リディアはフィオルダス家の居間で深呼吸し、心の中で決意を固めていた。隣には夫のマルコムが座り、その静かな眼差しが彼女に安心感を与えてくれる。対面には念話を通じて話し合いに参加しているアレクサンドル、エリオット、そして父ガイウスの声が響いていた。アレナの力を通じた連絡は、距離を超えた絆を感じさせた。
「私たちはこの協力が、フィオルダス家やクレスウェル家だけでなく、エリディアム全体の未来を守るための重要な一歩だと思っています」とリディアが語り始める。彼女の声には微かな震えがあり、それは使命感と家族への深い愛情から来るものだった。
マルコムはその言葉を受け止め、慎重なまなざしで応える。「リディア、君の言葉は重い。だが、フィオルダス家としても今の状況を無視できないのは確かだ。私たちがどれだけの支援を提供できるかを見極めたい」と彼は慎重に話すが、その言葉の裏には家族を守るための決意も宿っていた。

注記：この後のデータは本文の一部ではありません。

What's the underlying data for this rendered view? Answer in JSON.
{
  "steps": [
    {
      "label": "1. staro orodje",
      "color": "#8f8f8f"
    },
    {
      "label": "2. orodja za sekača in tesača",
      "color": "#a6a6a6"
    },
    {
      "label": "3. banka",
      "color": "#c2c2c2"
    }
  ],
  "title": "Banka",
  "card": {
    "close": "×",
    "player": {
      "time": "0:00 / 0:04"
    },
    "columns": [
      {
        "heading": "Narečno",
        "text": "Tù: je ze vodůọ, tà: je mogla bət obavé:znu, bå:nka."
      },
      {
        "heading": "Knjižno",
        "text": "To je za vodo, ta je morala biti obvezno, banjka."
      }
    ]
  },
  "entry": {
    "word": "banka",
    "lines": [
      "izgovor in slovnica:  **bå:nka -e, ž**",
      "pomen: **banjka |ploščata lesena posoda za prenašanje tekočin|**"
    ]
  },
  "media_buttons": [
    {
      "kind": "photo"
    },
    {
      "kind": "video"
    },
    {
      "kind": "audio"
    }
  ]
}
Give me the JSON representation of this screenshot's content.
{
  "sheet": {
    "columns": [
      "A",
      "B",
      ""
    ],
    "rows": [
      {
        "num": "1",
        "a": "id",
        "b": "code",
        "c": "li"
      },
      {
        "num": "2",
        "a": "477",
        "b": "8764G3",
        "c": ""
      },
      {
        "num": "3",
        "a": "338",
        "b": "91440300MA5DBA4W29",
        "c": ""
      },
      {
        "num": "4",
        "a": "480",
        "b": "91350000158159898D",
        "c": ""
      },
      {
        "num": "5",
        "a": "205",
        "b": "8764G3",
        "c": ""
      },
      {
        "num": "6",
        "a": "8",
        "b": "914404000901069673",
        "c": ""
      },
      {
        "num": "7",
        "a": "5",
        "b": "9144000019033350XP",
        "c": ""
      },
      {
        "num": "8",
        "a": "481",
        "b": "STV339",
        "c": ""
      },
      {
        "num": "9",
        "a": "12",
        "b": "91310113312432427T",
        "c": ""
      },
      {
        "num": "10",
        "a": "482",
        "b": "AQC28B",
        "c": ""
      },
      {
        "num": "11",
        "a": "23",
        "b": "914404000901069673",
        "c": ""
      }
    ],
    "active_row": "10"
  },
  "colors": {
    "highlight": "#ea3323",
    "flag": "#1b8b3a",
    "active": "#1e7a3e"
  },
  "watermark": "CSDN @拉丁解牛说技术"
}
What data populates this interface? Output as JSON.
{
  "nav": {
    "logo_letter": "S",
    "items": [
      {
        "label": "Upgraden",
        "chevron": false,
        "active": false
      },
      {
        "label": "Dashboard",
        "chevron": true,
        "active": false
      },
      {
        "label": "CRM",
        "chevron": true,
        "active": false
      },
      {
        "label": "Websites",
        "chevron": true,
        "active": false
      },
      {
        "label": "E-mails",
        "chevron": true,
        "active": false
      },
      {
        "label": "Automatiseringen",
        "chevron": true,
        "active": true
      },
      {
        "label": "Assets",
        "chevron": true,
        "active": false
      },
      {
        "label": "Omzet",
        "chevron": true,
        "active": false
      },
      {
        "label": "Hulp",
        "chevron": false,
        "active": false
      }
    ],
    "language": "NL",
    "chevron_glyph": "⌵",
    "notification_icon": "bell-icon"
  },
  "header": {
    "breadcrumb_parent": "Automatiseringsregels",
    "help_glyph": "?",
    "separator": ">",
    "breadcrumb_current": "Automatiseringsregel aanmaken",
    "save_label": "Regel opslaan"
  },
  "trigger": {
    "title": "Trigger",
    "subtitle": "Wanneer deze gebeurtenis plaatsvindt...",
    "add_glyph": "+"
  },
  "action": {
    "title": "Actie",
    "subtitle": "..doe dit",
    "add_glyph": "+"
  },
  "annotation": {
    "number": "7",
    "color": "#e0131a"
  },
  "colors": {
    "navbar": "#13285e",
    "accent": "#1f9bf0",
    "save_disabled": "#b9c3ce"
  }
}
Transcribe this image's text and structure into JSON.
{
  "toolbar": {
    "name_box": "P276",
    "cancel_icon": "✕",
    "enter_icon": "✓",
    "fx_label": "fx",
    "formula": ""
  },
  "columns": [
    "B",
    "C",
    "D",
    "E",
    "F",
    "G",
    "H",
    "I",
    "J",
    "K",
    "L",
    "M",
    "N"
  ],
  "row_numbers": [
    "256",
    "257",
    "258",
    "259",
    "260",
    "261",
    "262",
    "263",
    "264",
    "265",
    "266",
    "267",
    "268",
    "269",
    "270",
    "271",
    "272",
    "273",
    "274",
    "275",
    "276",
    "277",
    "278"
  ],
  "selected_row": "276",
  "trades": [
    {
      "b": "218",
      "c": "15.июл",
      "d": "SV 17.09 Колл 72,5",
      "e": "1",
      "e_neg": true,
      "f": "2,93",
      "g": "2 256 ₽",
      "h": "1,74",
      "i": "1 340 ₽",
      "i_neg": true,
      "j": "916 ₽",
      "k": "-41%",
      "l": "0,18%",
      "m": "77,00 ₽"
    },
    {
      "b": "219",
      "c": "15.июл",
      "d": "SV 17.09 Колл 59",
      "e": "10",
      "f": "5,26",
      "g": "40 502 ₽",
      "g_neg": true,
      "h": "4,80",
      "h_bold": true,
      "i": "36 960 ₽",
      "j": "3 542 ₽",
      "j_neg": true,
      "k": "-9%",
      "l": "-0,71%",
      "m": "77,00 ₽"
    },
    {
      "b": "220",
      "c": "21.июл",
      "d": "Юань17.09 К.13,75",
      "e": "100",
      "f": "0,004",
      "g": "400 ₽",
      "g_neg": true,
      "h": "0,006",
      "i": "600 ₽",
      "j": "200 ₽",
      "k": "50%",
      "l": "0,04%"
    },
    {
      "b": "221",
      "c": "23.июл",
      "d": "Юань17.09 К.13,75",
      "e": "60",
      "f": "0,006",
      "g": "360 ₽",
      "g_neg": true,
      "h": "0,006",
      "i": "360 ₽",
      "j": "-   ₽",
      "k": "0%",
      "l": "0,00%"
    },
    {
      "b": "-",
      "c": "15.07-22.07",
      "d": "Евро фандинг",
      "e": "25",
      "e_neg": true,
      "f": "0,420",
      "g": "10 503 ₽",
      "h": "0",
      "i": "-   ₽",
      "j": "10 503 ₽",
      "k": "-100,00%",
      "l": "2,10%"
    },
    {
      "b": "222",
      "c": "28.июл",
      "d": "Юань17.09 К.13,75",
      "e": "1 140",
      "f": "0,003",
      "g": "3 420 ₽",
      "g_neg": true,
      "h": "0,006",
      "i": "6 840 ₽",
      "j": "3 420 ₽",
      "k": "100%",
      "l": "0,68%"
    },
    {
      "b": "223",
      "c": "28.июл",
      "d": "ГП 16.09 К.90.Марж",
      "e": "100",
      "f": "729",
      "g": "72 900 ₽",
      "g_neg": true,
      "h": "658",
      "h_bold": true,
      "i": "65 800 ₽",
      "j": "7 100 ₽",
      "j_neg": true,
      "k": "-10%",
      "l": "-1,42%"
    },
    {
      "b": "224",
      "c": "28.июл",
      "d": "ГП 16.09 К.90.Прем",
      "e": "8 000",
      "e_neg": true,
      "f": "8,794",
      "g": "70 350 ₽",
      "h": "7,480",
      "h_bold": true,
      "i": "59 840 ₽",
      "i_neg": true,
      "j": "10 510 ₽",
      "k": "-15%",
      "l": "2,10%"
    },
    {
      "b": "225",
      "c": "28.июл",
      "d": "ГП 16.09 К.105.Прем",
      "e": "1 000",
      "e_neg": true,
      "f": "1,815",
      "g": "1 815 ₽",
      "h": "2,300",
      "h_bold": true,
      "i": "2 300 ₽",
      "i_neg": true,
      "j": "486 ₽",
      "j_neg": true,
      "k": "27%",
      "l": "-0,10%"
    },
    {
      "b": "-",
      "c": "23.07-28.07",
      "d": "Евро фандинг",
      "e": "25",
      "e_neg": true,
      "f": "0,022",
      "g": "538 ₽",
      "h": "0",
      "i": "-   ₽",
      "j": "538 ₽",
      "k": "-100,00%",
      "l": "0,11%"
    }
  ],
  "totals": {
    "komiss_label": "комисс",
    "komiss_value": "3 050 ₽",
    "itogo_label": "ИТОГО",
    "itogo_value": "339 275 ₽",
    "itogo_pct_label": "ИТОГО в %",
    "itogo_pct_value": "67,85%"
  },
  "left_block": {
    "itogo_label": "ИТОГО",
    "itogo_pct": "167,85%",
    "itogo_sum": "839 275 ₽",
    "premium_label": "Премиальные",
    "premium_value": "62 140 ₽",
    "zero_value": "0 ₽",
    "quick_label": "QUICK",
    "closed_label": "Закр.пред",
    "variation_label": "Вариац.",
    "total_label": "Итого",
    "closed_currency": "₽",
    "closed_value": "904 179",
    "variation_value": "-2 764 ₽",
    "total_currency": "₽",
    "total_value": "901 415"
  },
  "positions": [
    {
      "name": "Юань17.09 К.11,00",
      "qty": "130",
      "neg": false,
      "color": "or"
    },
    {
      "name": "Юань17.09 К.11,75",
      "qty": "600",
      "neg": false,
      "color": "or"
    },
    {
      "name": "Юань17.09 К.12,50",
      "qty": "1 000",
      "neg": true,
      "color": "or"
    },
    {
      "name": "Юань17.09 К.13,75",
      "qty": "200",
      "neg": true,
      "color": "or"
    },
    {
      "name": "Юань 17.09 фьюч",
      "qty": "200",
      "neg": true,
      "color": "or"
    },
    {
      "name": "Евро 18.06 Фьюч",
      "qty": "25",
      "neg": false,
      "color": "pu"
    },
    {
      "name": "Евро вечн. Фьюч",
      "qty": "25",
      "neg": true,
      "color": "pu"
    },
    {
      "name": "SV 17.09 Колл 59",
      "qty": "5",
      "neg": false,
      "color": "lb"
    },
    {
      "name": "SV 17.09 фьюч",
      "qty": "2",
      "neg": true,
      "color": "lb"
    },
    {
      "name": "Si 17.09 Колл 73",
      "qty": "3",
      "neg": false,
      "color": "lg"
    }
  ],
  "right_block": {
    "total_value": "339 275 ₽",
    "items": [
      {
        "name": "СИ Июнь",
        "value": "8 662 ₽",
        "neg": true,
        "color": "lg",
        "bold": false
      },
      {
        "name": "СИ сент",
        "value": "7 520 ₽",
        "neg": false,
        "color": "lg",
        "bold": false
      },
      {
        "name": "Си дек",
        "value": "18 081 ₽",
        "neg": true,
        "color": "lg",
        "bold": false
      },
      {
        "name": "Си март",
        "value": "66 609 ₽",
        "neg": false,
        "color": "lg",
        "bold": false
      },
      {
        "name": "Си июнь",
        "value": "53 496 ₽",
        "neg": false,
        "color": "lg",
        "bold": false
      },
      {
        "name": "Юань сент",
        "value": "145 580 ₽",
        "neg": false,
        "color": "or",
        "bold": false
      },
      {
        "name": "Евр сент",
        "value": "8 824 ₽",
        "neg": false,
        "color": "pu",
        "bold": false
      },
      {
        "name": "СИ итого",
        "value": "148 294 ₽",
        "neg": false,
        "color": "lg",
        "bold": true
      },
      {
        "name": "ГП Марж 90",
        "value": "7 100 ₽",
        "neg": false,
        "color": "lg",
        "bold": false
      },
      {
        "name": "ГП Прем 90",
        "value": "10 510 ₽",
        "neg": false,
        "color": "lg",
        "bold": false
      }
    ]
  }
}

「軍事力だけではなく、情報網の拡充も考慮する必要があります」とアレクサンドルが念話越しに述べた。その声には冷静な戦略家の鋭さが滲んでいた。「互いの持つ強みを活かすことで、月の信者たちに対抗できる連携を築くことができます」
エリオットも続けた。「フィオルダス家の協力は、私たちの技術的な防御策にとっても有益です。私たちが共有する情報は、魔法技術の向上に貢献します」
ガイウスが穏やかな声で語りかけた。「マルコム君、私たちは過去の分裂を乗り越え、この地を守るために力を合わせるべき時だと思います。息子たちの未来、家族の平和を守るためには、今がその時なのです」
マルコムは少しの間、深い沈黙の中で考え込んだ。そしてリディアの手を握りしめ、確固たる声で答えた。「私は協力する。フィオルダス家として、全力を尽くす。だが、家族を危険に晒すことだけは避けたい。最善を尽くそう」
リディアはマルコムの返事に安堵の息を漏らし、念話越しの仲間たちにもその決意を伝えた。アレクサンドルは満足そうに微笑み、念話の繋がりを通じてその微笑みは伝わったようだった。
「これで、私たちは一歩を踏み出せます」とアレクサンドルが言い、会談は終了に向かった。